In een zwarte envelop met in goud gekalligrafeerd adres huist een mysterieus stuk zwart crêpepapier, uitgevouwen wel twee meter hoog. De aard wordt onthuld door een foto uit Vrij Nederland van 31 maart 1979. Daarop kleeft een vrouw met een spons net zo’n vel tegen de muur. Ernaast staat de kunstenaar, zijn gezicht afgedekt met een zwarte doek maar door zijn gouden pak en hoge hoed onmiskenbaar James Lee Byars. Per telegram, zo meldt het artikel, was een geselecteerd publiek uitgenodigd voor de aankondiging van de actie ‘5 Continent Documenta 7’ in het Groninger Museum, op initiatief van kunstruimte Corps de Garde. Het papier blijkt een grote zwarte 7, de actie een protest.

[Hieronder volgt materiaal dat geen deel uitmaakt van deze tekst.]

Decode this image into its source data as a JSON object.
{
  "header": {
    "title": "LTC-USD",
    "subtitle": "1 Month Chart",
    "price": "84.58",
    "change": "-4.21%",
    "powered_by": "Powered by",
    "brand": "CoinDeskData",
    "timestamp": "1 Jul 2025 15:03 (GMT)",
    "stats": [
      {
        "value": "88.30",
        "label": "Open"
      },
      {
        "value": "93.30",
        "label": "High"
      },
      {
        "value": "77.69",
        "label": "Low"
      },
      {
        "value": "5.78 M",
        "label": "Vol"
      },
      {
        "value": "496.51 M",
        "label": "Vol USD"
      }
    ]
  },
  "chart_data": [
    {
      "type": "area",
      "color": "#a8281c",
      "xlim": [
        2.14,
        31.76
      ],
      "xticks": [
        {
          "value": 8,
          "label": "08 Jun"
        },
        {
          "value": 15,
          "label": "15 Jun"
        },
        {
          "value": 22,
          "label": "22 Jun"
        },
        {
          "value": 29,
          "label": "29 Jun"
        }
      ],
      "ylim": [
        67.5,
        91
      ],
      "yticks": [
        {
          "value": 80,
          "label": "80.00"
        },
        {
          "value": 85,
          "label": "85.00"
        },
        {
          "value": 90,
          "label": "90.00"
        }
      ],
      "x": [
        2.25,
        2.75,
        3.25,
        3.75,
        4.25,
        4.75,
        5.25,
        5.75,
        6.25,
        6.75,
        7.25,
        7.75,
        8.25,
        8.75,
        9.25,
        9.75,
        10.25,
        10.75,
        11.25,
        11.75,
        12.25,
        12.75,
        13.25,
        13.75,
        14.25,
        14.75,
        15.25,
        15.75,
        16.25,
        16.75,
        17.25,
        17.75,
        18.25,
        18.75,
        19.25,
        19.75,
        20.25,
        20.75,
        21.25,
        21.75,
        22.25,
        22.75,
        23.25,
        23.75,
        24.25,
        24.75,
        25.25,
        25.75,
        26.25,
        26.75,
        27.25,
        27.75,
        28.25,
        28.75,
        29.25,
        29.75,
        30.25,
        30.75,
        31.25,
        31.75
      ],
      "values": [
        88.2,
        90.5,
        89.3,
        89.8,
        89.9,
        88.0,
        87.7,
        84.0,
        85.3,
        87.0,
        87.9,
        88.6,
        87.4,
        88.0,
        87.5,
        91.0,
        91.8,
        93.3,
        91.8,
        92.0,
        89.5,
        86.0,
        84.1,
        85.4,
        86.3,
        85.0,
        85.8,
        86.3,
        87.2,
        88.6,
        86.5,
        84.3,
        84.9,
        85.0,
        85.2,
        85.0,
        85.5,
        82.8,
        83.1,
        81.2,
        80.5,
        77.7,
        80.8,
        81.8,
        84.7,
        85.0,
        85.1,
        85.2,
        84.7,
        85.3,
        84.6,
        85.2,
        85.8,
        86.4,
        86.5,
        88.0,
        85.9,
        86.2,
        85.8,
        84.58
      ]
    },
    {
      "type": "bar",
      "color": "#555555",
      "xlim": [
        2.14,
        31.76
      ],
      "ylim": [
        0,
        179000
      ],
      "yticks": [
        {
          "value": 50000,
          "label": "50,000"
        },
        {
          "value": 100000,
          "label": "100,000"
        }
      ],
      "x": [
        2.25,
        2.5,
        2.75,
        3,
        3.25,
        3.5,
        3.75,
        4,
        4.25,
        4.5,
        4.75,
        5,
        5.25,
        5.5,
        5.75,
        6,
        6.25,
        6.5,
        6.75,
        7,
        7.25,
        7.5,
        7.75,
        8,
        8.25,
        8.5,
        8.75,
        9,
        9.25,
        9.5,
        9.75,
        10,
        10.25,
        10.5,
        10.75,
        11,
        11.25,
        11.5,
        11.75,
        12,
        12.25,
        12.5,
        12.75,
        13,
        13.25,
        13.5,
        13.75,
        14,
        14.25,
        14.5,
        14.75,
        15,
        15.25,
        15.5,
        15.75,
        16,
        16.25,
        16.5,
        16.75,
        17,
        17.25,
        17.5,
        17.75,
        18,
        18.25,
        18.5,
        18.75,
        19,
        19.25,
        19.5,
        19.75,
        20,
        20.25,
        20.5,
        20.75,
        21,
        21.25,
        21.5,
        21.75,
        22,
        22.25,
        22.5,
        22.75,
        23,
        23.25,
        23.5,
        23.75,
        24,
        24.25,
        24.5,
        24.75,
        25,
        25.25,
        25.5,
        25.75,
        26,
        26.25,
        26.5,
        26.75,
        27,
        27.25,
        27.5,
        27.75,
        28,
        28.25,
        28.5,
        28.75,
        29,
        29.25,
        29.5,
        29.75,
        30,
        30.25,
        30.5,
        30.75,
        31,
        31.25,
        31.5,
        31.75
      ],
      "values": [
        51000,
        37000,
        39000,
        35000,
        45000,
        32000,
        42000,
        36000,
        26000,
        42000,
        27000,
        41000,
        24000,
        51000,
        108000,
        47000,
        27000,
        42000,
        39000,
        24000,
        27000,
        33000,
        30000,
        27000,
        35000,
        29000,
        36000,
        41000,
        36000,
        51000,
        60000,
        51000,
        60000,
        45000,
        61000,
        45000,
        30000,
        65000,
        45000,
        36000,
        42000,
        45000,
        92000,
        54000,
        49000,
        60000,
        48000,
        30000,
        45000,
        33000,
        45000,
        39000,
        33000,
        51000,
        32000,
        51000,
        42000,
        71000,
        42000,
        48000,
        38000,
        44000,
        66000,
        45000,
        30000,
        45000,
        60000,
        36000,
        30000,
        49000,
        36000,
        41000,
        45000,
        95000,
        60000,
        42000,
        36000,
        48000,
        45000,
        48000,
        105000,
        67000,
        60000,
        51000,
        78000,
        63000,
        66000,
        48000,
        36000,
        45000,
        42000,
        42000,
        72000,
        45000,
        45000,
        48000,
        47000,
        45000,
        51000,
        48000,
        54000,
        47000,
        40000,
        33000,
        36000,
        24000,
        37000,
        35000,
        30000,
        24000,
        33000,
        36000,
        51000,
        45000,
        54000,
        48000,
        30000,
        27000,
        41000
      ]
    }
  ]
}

Byars geloofde sterk in de hogere metafysische betekenis van kunst. Als een sjamaan bemiddelde hij tussen de alledaagse werkelijkheid en de volmaakte krachten daarboven. Dat hij dat verbindende vermogen ook voor anderen concreet inzetbaar achtte, blijkt uit de oproep die hij eens aan zo veel mogelijk staatshoofden stuurde om de sociaal-politieke kracht van kunst in te zetten. In Groningen bepleitte Byars voor het eerst het revolutionaire idee van een expositie waarbij alle continenten vertegenwoordigd zouden zijn, en wel op de eerstvolgende Documenta in Kassel in 1982. In grote manifestaties als Documenta bundelt zich het utopische potentieel van kunst; een wereldwijde bundeling daarvan leek Byars een urgente en haalbare droom. Een van de eerdere edities, waaraan hij ook had deelgenomen, was de legendarische Documenta 5 uit 1972 samengesteld door Harald Szeemann. Die editie viel mede op door het betrekken van enkele niet-westerse landen – maar volgens Byars nog veel te beperkt. Zijn actie in Groningen was het begin van een reeks manifestaties in diverse Europese steden om bekendheid aan zijn ideaal van een daadwerkelijke universele expositie te geven. Een filmopname van vijftien seconden van de actie verbond Europa met Azië, waar het op de zojuist voor het Westen ontsloten Chinese televisie als commercial moet zijn uitgezonden.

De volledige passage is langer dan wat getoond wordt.